Eating Spicy Food: The Good, The Bad, and The Extremely Hot
Are you ready to spice up your life more? We think you should because there are a lot of health benefits for adding a bit of hotness in your dishes, or trying a few more out-of-the-box things! Here’s what eating spicy food does for your body, the pros, and cons of it all!
Spicy food comes in all shapes and sizes. Maybe you hate the sensation when the roof of your mouth suddenly catches fire, and you need to bite your tongue off. Nevertheless, you can choose your degree of hotness. We can only tell you what eating spicy food does to your body so that you can make your own choices!
The benefits of eating spicy food
1. You can live a bit longer
A 2015 study conducted on half a million Chinese subjects, over a 7-year term, found that people who consume incredibly spicy food for about six times a week reduced their risk of death by 14 percent. Even people who ate very hot dishes only two times a week reduced their odds for dying by 10 percent.

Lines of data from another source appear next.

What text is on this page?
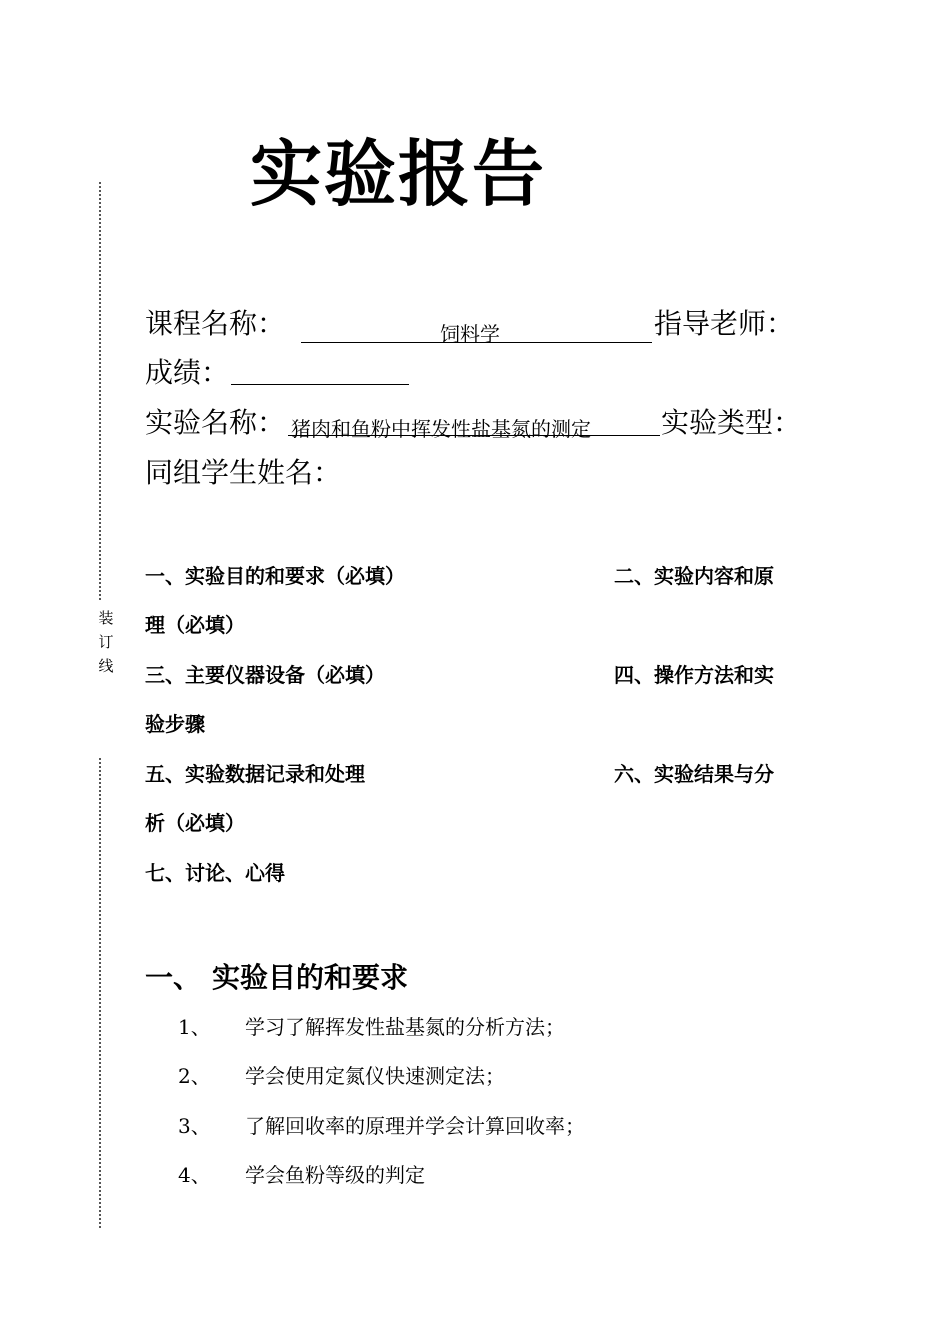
实验报告
装
订
线
课程名称：	饲料学	指导老师：
成绩：
实验名称： 猪肉和鱼粉中挥发性盐基氮的测定	实验类型：
同组学生姓名：
一、实验目的和要求（必填）	二、实验内容和原
理（必填）
三、主要仪器设备（必填）	四、操作方法和实
验步骤
五、实验数据记录和处理	六、实验结果与分
析（必填）
七、讨论、心得
一、 实验目的和要求
1、 学习了解挥发性盐基氮的分析方法；
2、 学会使用定氮仪快速测定法；
3、 了解回收率的原理并学会计算回收率；
4、 学会鱼粉等级的判定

2. It can help you lose weight
According to a 2011 Purdue University study, people feel full and more satisfied after eating spicy foods, which means they consumed less fat overall. So eating high amounts of hot peppers can help you lose weight. The researchers also believe that eating spicy food speeds up your metabolism. Because capsaicin, the ingredient which is responsible for the burning sensation in your mouth, can increase the ability to burn calories. That exact burn might make you eat slower, which leads to you noticing faster that you’re full.
3. Natural pain relief
Capsaicin helps release endorphins, the natural painkillers you have in your very own body. Your brain does that to protect itself from the burning sensation. But that chemical reaction ends up being like a great “high” for anyone who loves their hot peppers.
4. Anti-inflammatory properties
Autoimmune conditions, like arthritis, occur less in countries where people eat a lot of spicy food. Scientists think that happens because capsaicin helps with inflammation. It works by inhibiting Substance P, which scientists associate with inflammatory processes. That’s why there are plenty of creams out there with capsaicin. And why researchers are trying to figure out if the substance could be used to treat arthritis, psoriasis and diabetic neuropathy.
5. Fight against microbes
The same capsaicin helps fight bacteria and fungi which are bad for your health, according to a recent study. That’s why hot peppers are recommended as a food preservative. Other compounds in peppers like Chrysoeriol has antibacterial effects.
The dark side of eating spicy food
1. Loss of taste
If the peppers you consume are too spicy, then you might damage your taste buds. So if you want to spice up your life, start slow and work up to the hottest peppers. Don’t worry, taste buds are strong as hell and tend to regenerate quickly.
If you burn your mouth with spicy foods, then remember that the antidote for that is milk. Just make sure you have whole milk in your house, not the fat-free variety. The capsaicin binds to the fat molecules, and that’s how you get sweet, cool relief.
2. Capsaicin is a blood thinner
If you’re on medication like warfarin, which is an anticoagulant, capsaicin can thin your blood too much. And cause problems for your health. So do not indulge in it if you have high blood pressure or if you’re pregnant.
3. Hemorrhoid burn
Capsaicin does not break down as it passes through your digestive system, which means that you might feel the burn all the way out of the body. So if you have hemorrhoids, beware! Protect yourself from spicy foods at any cost!